After experiencing about six months of lack of motivation, diving self esteem, and digging in to the big clothes I hadn't given away yet, I am ready to turn this around. A couple of weeks ago, something happened...not sure what, but it seems my stomach has shrunk and my brain said 'get it together, woman!'. I have cut out the incessant snacking on whatever is in sight. The timing of this turn in my thinking and changes in eating behavior is interesting, as we are entering quite possibly the toughest time of the year to refrain from overeating. But it is the perfect time, because if things hadn't turned in my head, I would be putting on another 20 pounds in record time with the Thanksgiving meal, pies, Christmas cookies and other wonderful treats. Yesterday, I enjoyed the meal but took small portions of everything. I did not go back for seconds. I passed on dessert, but did keep grabbing cinnamon bears as I walked by the dang bowl on the counter. The only thing I wish I hadn't done was go a tiny bit overboard on chips and french onion dip as we played cards last night. Relative to how many chips and dip I would have grabbed a month ago, it wasn't too bad, but I would be happier with myself now if I had one or two and called it good! I have gone back to drinking lots of water. Over these last few months, I was lucky to get one 16 oz bottle in during the day. Now, I aim to drink about 80 oz. I usually go over! My energy seems to be returning. I do think I'm feeling a bit more jovial as well :)

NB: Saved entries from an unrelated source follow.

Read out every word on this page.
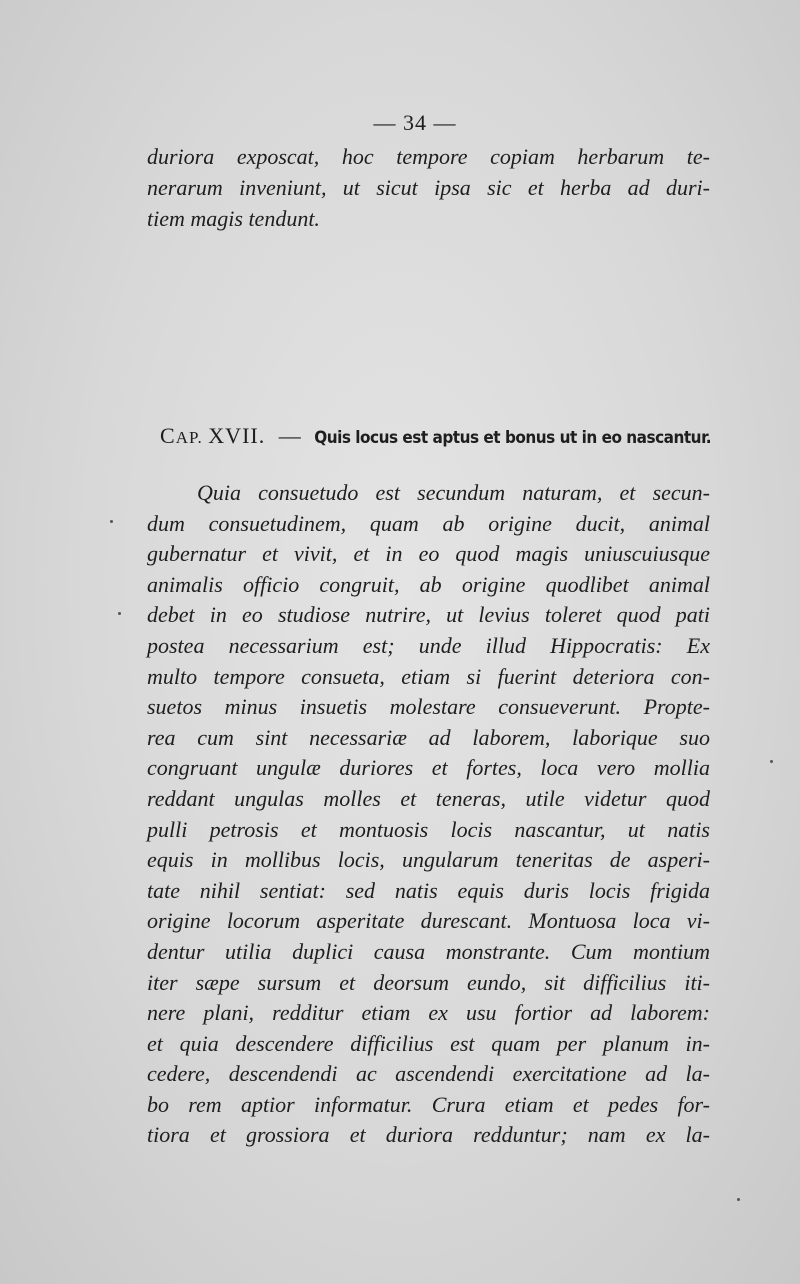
— 34 —
duriora exposcat, hoc tempore copiam herbarum te-
nerarum inveniunt, ut sicut ipsa sic et herba ad duri-
tiem magis tendunt.
CAP. XVII. — Quis locus est aptus et bonus ut in eo nascantur.
Quia consuetudo est secundum naturam, et secun-
dum consuetudinem, quam ab origine ducit, animal
gubernatur et vivit, et in eo quod magis uniuscuiusque
animalis officio congruit, ab origine quodlibet animal
debet in eo studiose nutrire, ut levius toleret quod pati
postea necessarium est; unde illud Hippocratis: Ex
multo tempore consueta, etiam si fuerint deteriora con-
suetos minus insuetis molestare consueverunt. Propte-
rea cum sint necessariæ ad laborem, laborique suo
congruant ungulæ duriores et fortes, loca vero mollia
reddant ungulas molles et teneras, utile videtur quod
pulli petrosis et montuosis locis nascantur, ut natis
equis in mollibus locis, ungularum teneritas de asperi-
tate nihil sentiat: sed natis equis duris locis frigida
origine locorum asperitate durescant. Montuosa loca vi-
dentur utilia duplici causa monstrante. Cum montium
iter sæpe sursum et deorsum eundo, sit difficilius iti-
nere plani, redditur etiam ex usu fortior ad laborem:
et quia descendere difficilius est quam per planum in-
cedere, descendendi ac ascendendi exercitatione ad la-
bo rem aptior informatur. Crura etiam et pedes for-
tiora et grossiora et duriora redduntur; nam ex la-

Now, to get back to the exercise! That is next on my list of things to do...I'm shaking a cold, which was my latest excuse not to go to the gym. Now that the cold is no longer an issue, I just need to get my lazy butt to go. I'll keep you posted!

Dear Myself,
Ups and downs....peaks and valleys....good and bad.....it's all LIFE. Kari, DEAL WITH IT!!! And without the help of McDonalds, Dreyers or Dr. Pepper! You can do this. You are worth the trouble!!!